MAPS – Market Application Patterns and Suspicion; four different identifiers outline potential red flags to guide contractors or healthcare providers in avoiding generating unwarranted scrutiny from government agencies.
Market factors play critical roles that could signify collusion. Any bid satisfying any of these red flags could trigger an investigation by PCSF:
Not enough competition for bids.
Predominance; where a tiny number of large companies control a vast slice/portion of the market.
The quality standardization or termination which implies price overrides quality as the primary determining factor
Careful attention is also paid to the application process. Suspected collusion occurs if competing contractors tend to have too many similarities in their proposals. Such behaviors generate reasonable suspicion subject to further PCSF investigation when they contain:
Typos, mathematical errors, and handwriting styles similar across proposals from different contractors.
Bids submitted from similar accounts and IP addresses that hardly display any differences,
Proposals retaining last-minute alterations across multiple bidders
Metadata indicating multiple proposals created primarily by just one entity.

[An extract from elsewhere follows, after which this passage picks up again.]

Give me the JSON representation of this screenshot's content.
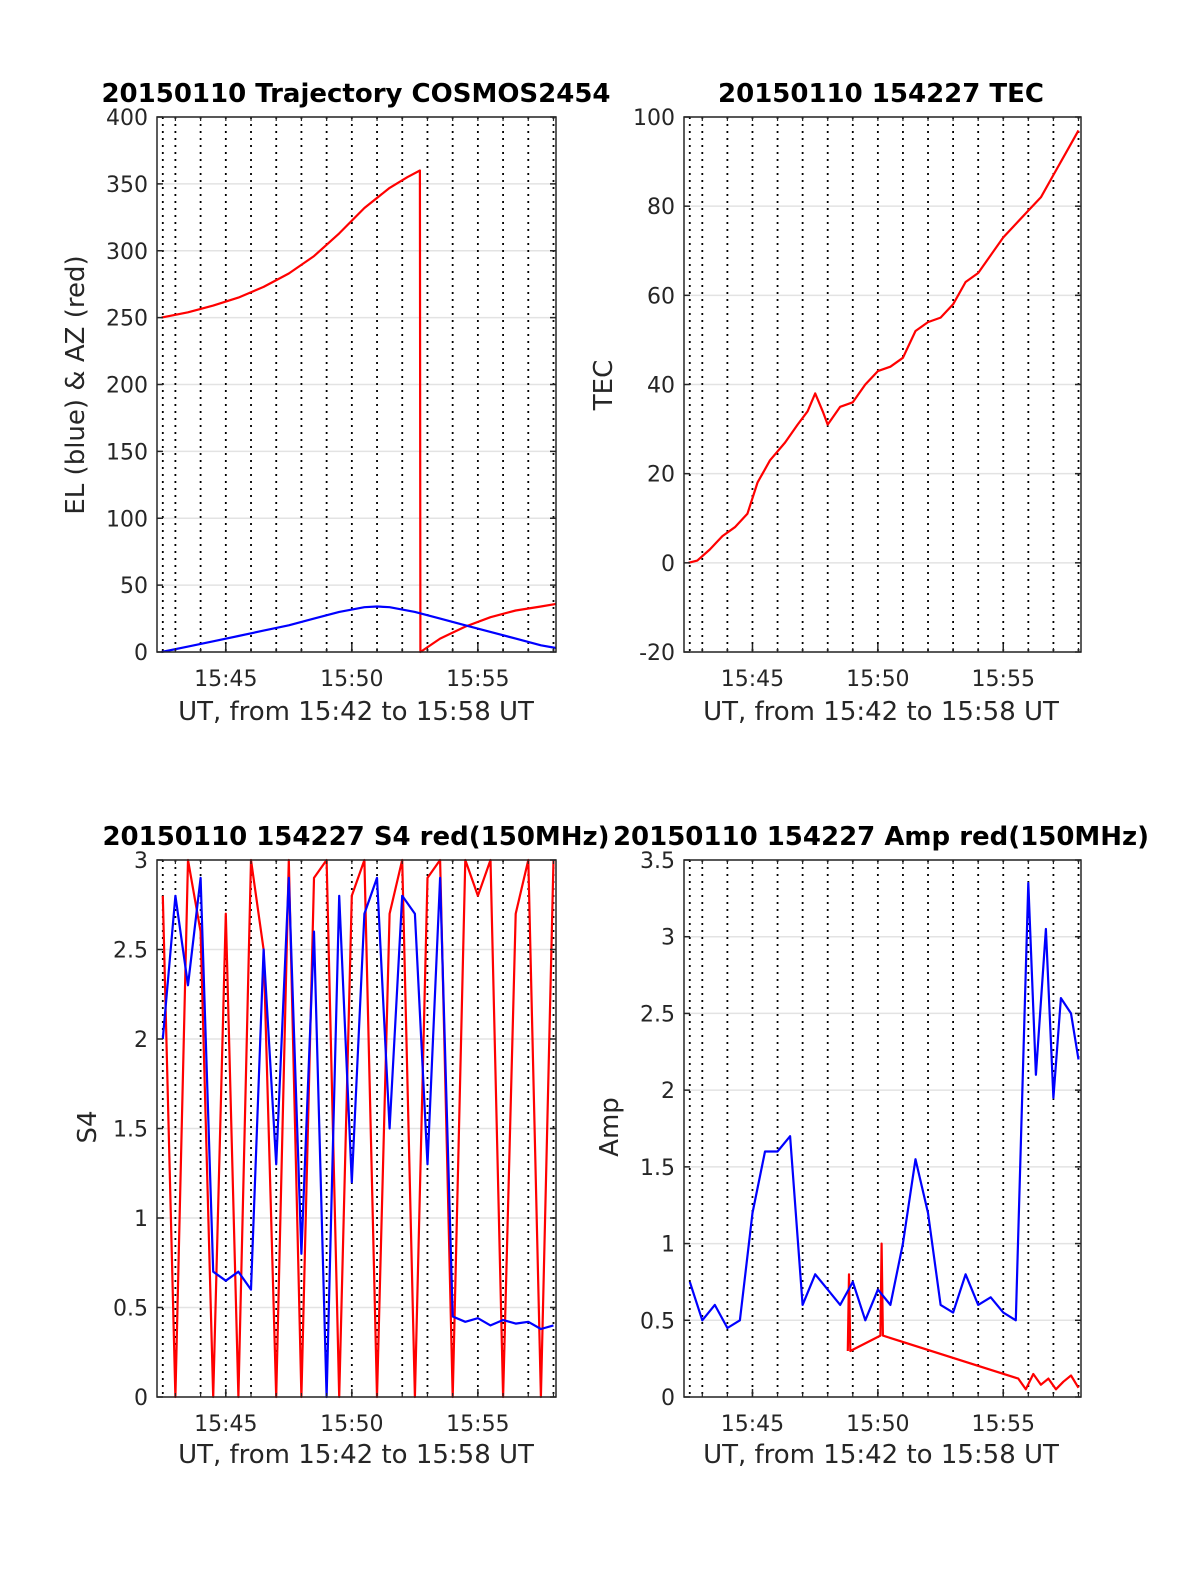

The Department of Justice also keeps an eye out for specific patterns indicating unfair competition truly exists amongst firms bidding for government contracts. Examples include;
Rotating winners amongst competitors despite recurring phases
Victory in similar quantities during routine contract renewals among competitors
Omnipresence winners depicting dominance over other contenders concerning a particular bid,
Bidding Winners award losers opportunities to participate with them as subcontractors.
Over time, fewer bidders submit proposal(s) than previously required.
Finally, several kinds of behavior may incur suspicion leading up to investigations when conducting business with government agencies – this is because evidence(s) suggest collusive practices between various companies working together to defraud Federal departments/agencies. These behaviors include;
The same contractor submitting several proposals successively
Inability on the part of the company winning contracts to complete project work yet submits winning bids repeatedly
A representative already knows the winning contractors asking price or how likely their win percentage is.
Strikingly, collusion represents a highly criminal form of fraud with severe implications. Penalties are high and could include lengthy terms of imprisonment, steep fines, not to mention business closures. Therefore, it’s vital that you remain fully compliant with all the Government’s established policies while conducting any business activities. In fact, proactive legal assistance in light of substantial industry knowledge backed by extensive experience may save you from potential investigation and prosecution for alleged fraud.